Mental Hygiene Law § 19.09 (f) designates the OASAS Commissioner as the administrator of all funds, including Federal grants, provided to the State for alcoholism, substance abuse and chemical dependency services {see also, Mental Hygiene Law § 19.28 [a], [b], [d]; NY Const, art VII, § 7). Similarly, the Commissioner is responsible for filing applications to obtain Federal moneys, such as United States Department of Health and Human Services grants, with the Budget Director {see, State Finance Law § 53-a). By investing the Commissioner with the power to determine whether to procure funds and the authority to distribute those moneys to programs under OASAS’s jurisdiction, these statutes grant the Commissioner *667control over OASAS’s funds and impose a measure of accountability (see, Anderson v Regan, 53 NY2d 356, 359-360; Matter of County of Oneida v Berle, 49 NY2d 515, 522-523). If Blackburne’s grievance proceeded to arbitration, the statutory duties conferred upon the OASAS Commissioner would be usurped by the arbitrator and the chain of control and accountability disrupted (see, Anderson v Regan, 53 NY2d, at 364, supra; Matter of Sprinzen [Nomberg], 46 NY2d 623, 631; cf., Binghamton Civ. Serv. Forum v City of Binghamton, 44 NY2d, at 30, supra). In effect, the threshold, sovereign determination whether OASAS should seek grant moneys from the United States Department of Health and Human Services would be rendered by the arbitrator. Further, delegation of this determination to an arbitrator would run afoul of the appropriation provision in the State Constitution (see, NY Const, art VII, § 7; see also, Anderson v Regan, 53 NY2d, at 365-366, supra).
Because public policy precludes arbitration of petitioner’s claim in the first instance, our inquiry concludes at level one (accord, Board of Educ. v Areman, 41 NY2d 527, supra; Matter of Cohoes City School Dist. v Cohoes Teachers Assn., 40 NY2d 774, supra; cf., Matter of Enlarged City School Dist. [Troy Teachers Assn.], 69 NY2d 905). Therefore, arbitration must be permanently stayed (CPLR 7503 [b]; see, Matter of Sprinzen [Nomberg], 46 NY2d, at 631, supra).
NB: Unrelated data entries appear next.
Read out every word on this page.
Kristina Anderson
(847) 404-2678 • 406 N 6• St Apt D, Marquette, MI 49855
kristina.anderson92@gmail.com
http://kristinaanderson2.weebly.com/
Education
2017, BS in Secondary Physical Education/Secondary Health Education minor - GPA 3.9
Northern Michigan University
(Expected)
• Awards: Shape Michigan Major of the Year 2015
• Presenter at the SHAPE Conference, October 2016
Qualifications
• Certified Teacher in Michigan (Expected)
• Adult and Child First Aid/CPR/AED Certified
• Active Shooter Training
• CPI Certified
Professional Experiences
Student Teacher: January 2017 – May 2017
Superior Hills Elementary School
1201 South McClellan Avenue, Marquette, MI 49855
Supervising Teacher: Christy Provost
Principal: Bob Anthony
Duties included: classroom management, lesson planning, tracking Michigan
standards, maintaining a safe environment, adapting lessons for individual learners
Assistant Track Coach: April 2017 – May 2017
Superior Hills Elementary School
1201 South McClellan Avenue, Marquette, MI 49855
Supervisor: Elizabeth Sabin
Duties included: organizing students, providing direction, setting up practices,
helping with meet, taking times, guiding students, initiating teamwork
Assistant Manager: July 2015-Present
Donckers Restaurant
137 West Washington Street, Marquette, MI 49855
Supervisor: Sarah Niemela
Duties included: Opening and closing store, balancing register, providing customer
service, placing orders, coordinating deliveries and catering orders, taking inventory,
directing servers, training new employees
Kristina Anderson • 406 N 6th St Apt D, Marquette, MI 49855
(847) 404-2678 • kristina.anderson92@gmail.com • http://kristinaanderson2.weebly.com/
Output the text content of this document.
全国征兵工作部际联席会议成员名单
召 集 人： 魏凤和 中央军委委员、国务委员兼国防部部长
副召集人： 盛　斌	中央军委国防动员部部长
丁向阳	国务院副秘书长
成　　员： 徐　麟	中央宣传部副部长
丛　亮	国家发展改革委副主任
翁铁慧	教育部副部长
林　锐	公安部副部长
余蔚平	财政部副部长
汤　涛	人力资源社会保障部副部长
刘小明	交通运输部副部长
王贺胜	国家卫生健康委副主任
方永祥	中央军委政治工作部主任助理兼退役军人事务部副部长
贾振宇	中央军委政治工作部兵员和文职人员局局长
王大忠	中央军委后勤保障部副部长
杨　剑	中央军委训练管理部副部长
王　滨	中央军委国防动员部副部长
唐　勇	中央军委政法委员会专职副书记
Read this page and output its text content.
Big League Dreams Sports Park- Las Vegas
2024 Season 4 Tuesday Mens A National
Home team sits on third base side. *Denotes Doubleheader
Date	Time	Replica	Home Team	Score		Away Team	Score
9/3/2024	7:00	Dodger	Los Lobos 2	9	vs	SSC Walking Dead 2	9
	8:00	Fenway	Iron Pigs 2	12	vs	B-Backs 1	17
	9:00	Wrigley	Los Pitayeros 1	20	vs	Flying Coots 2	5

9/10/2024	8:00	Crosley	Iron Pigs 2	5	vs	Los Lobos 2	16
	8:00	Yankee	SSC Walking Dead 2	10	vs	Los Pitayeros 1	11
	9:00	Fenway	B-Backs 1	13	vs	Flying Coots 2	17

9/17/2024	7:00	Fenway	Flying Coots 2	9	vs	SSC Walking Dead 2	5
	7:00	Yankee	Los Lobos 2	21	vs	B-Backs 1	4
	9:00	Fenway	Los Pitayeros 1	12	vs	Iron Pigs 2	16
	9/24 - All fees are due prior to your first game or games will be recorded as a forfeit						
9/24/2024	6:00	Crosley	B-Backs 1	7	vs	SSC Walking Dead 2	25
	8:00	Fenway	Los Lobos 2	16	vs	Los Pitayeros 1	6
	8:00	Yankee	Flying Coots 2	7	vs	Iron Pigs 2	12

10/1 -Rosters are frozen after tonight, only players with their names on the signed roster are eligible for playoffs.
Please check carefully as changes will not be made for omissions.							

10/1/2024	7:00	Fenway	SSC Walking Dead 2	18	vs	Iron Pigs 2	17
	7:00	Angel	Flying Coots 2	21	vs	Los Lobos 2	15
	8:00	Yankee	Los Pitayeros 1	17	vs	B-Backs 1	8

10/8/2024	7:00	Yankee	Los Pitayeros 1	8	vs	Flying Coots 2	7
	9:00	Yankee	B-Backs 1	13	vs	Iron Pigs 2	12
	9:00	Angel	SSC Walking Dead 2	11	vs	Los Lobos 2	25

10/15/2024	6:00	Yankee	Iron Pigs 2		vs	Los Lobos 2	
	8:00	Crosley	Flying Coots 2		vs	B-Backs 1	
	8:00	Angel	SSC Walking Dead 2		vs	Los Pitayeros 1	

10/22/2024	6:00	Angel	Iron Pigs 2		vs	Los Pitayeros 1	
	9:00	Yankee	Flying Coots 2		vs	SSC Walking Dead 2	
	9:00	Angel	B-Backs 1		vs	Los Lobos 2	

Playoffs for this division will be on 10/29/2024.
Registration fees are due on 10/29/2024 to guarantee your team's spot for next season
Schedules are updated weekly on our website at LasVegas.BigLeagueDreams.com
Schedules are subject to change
In view of the foregoing, petitioner’s remaining contentions are academic.
Accordingly, the order of the Appellate Division should be affirmed, with costs.
Chief Judge Kaye and Judges Simons, Titone, Bellacosa, Smith and Levine concur.
Order affirmed, with costs.
. OASAS is the recipient of Federal moneys in the form of grants from the United States Department of Health and Human Services.
. Article 33 is the negotiated substitute for Civil Service Law §§ 75 and 76 providing for arbitration of employee disciplinary matters.
. Article 34 establishes the grievance and arbitration procedure for covered employees.
. GOER, on behalf of the Governor, is responsible for the negotiation and administration of CBAs (see, Executive Law §§ 650-654).